Then it was gone, and the world went quiet.

“If anyone comes here besides me, you both are to try and physically attack them.”

Harry turned heel and booked it, slamming his shoulder into the stairwell while rapidly unlocking his cupboard. He pulled it open, ignored the glass on his bed, and reached behind it to tug his schoolbag free. The only remaining strap went over his shoulder and head, resting against his nape, feeling a bit uncomfortable but considerably more tethered than it would be if he’d just slung it over one shoulder. Slipping into his shoes, Harry avoided using the front door and went through the back, ducking his head and pulling himself down at the sight of people approaching the house, some of them being faces he knew for a fact didn’t live on the road itself. Maybe they were visiting family?

Opting not to think too deeply about it - something he was pretty sure might one day come to be a problem - Harry slipped over a few of the side roads, down onto the main sidewalk, and made a straight line for the first bus stop he could find. He didn’t slow down, refused to let his pace linger even slightly, refused to look back and compromise his current advantage. So long as nobody even _wondered_ if he had anything to do with the racket back there, that he was just a kid looking to get home after visiting someone, he’d be _fine_.

“ _Speaker! You left me!_ ”

Shit.

Snake - did they have a name? Harry hadn’t checked - slid rapidly across the sidewalk, hissing and complaining about how it was too hot and that it was burny. There weren’t others around, but he doubted it would remain that way for too long. Swearing under his breath, Harry reached down, yanked the snake off the sidewalk and dumped the prideful lizard in question down the front of his shirt. Some thrashing, complaining, and rather evocative insults later, the petulant grass snake clung to him like a limpet, appeased by him promising to let them go if they felt the urge to leave.

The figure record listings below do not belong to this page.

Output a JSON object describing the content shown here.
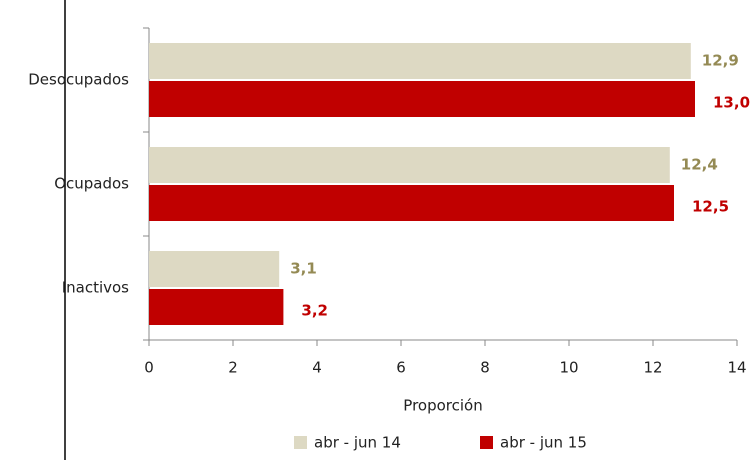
{
  "chart_data": {
    "type": "bar",
    "orientation": "horizontal",
    "categories": [
      "Desocupados",
      "Ocupados",
      "Inactivos"
    ],
    "series": [
      {
        "name": "abr - jun 14",
        "color": "#ddd9c3",
        "label_color": "#948a54",
        "values": [
          12.9,
          12.4,
          3.1
        ],
        "value_labels": [
          "12,9",
          "12,4",
          "3,1"
        ]
      },
      {
        "name": "abr - jun 15",
        "color": "#c00000",
        "label_color": "#c00000",
        "values": [
          13.0,
          12.5,
          3.2
        ],
        "value_labels": [
          "13,0",
          "12,5",
          "3,2"
        ]
      }
    ],
    "xlabel": "Proporción",
    "xlim": [
      0,
      14
    ],
    "xticks": [
      0,
      2,
      4,
      6,
      8,
      10,
      12,
      14
    ],
    "grid": false,
    "legend": "bottom"
  }
}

People passed by, most faces being ones he didn’t know, but none of them even tried to glance at him. They did seem to be looking for someone - him, presumably - but, for whatever reason, couldn’t seem to find him. An especially rugged looking one with a crystal eye and a literal peg leg swore up a storm and only paid him a passing glance when he passed, drawing more than a few unhappy murmurs. The crowd waiting for the bus continued to grow, packing him in further, and though he hated confined spaces - no prizes for figuring out why, even he knew that - it did act as a way to hide himself, especially now that they couldn’t find him by his magic.

That was the other thing, the unfortunate other thing. As far as he could tell, the quality of his magic had changed – a balance that had once favored one aspect having gone to another. It felt different, felt more bendy and flexible, albeit with it always snapping back into its previous state, whereas his magic before had felt quite a bit like the opposite, being largely inflexible, stiff and direct, but easily put out of place if he wasn’t careful. It was hard to explain it, hard to explain _any_ of this, but the feeling felt that some part of his past existence was gone and in its absence there was a sense of _newness_ , of a foreign presence that felt not quite at-odds with the magic that was around locally, but at least felt like it was different from them, less old and permeating, more _fresh_. Somehow, the words he’d said had acknowledged one part of his magic, had given it importance over the other, and he couldn’t do anything to change that ever again.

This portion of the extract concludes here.